Yo no creo en ese programa para mejorar empresas en donde te dicen unas frases muy al estilo Cohelo (puaj, *vomito*) para que sientas que en verdad sí se puede lograr algo cuando das lo mejor de ti para lograrlo. Venga, eso es cierto, no hay que ser genio para saber que cuando algo depende enteramente de ti y de tu esfuerzo, es bastante probable que lo puedas conseguir siempre y cuando nadie te meta una piedra, un tronco o un yunque en el camino. Pero bueno, allá la empresa si quiere pagar cifras de cinco dígitos para nos repitan la misma cantaleta. En realidad, yo disfruté bastante el primer seminario, hasta rompí un tablita mismo karateka, pero ahora es diferente… y ahora ya no puedo creer en esa pseudo doctrina si es que alguna vez creí en serio en ella.Esto pasó el lunes. Yo andaba repartiendo flyers cuando vi llegar a mi jefa con sus tres carteras de siempre, sus lentes de sol como vincha y el periódico en la mano. Y nada, hubiera sido un lunes normal y de mierda como todos si no hubiera subido sólo para enterarme que el dueño de la corporación (el men que dirige el imperio desde la tierra del imperialismo xD) había decido, en contra de la voluntad del gerente general de nuestra sucursal, que mi jefa se fuera de empresa. Pues bueno, cuenta la leyenda que esto pasó debido a los despidos masivos del personal del área comercial que hubo en el mes de septiembre. Al parecer, estos individuos de mala calaña habían escrito mails anónimos al mismísimo dueño de la empresa, y como consecuencia, la semana pasada tuvimos la agradable visita del señor - amén, saca alfombra roja y vístete bonito - que tomó un avión solamente para ver qué carajos pasaba con tanto mail quejoso y malintencionado. Y este señor, que no tiene idea de cómo trabajamos acá, decidió sacar a mi jefa porque tiene "una relación muy estrecha con el gerente", malísima e ilógica excusa para llenar el vacío de excusas o acusaciones contra ella. Ella tenía la camiseta bien puesta, y no miento ni exagero al decir esto, además hacía un excelente trabajo. Conclusión, uno no puede ser amigo del gerente porque si eres, pues bye bye.

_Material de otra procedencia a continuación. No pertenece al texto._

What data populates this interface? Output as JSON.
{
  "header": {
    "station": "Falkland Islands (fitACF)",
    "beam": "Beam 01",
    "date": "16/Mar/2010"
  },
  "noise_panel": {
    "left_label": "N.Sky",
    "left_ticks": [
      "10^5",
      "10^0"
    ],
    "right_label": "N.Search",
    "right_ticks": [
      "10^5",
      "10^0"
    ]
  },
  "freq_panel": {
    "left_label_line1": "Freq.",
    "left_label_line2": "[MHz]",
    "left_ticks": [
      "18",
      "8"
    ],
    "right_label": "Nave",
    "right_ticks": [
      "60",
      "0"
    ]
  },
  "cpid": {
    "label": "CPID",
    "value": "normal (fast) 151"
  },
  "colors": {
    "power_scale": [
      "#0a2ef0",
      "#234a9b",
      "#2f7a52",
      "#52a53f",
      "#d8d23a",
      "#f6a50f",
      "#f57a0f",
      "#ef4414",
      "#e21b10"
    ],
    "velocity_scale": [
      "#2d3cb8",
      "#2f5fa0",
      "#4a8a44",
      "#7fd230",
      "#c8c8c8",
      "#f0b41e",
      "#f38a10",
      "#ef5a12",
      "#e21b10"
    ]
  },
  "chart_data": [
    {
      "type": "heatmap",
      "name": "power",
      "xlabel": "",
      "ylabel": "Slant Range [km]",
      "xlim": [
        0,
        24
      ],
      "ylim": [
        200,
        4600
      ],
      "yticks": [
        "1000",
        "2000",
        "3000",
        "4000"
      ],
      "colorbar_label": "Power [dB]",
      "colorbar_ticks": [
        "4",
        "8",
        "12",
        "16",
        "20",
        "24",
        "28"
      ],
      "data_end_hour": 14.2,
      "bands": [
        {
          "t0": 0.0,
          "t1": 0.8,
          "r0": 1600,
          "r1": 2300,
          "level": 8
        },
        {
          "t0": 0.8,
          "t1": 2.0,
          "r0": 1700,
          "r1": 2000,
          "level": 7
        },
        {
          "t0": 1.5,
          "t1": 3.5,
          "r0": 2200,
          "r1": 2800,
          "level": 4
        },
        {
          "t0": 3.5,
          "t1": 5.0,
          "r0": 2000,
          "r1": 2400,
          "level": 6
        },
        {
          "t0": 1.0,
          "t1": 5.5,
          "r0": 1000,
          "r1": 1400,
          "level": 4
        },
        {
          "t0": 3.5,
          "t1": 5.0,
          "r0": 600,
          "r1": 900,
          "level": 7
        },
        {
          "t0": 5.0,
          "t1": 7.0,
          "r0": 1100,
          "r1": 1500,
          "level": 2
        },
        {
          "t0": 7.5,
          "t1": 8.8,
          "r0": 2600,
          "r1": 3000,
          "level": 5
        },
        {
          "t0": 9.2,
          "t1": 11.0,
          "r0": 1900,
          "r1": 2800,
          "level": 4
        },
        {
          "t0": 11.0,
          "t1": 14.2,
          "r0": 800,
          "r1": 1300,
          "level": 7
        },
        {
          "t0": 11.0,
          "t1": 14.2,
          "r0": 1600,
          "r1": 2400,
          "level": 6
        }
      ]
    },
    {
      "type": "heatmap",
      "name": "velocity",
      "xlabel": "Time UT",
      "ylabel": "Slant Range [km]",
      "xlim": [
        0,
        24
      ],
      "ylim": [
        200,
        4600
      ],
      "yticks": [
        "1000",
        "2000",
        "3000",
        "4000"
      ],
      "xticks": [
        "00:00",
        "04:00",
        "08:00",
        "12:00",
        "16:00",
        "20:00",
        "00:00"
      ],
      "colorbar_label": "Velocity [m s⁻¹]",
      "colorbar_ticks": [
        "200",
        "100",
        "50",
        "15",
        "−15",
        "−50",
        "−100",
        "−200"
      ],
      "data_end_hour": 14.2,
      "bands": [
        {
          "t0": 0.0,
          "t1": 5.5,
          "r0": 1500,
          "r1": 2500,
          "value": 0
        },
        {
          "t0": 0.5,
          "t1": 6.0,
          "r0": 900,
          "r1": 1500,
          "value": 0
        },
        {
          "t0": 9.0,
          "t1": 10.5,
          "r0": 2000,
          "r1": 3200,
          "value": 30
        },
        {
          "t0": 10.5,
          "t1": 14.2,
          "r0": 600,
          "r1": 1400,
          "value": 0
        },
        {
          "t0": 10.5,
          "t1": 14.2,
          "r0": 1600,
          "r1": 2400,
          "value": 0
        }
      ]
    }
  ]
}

Entonces, yo no creo en ese programa, porque ella excedía las expectativas, daba más de lo que le pedían, se exigía a sí misma, no chismeaba, no hablaba mal ni se metía con nadie, se relacionaba bien con todos, etc, etc, etc (o sea todas las cojudeces que te dicen en estos seminarios); sin embargo, ahora está en su casa arreglando su currículum y de seguro levantándose tarde (que envidia eh) por un capricho y por la maldad de la gente.
El sábado tenemos seminario nuevamente, pero esta vez será distinto. Yo no puedo creer en ustedes, señores, si mi oficina está tan silenciosa y vacía porque mi ex jefa se llevó la radio y sus malditas bromas que me hacían reír en medio de tanta mierda.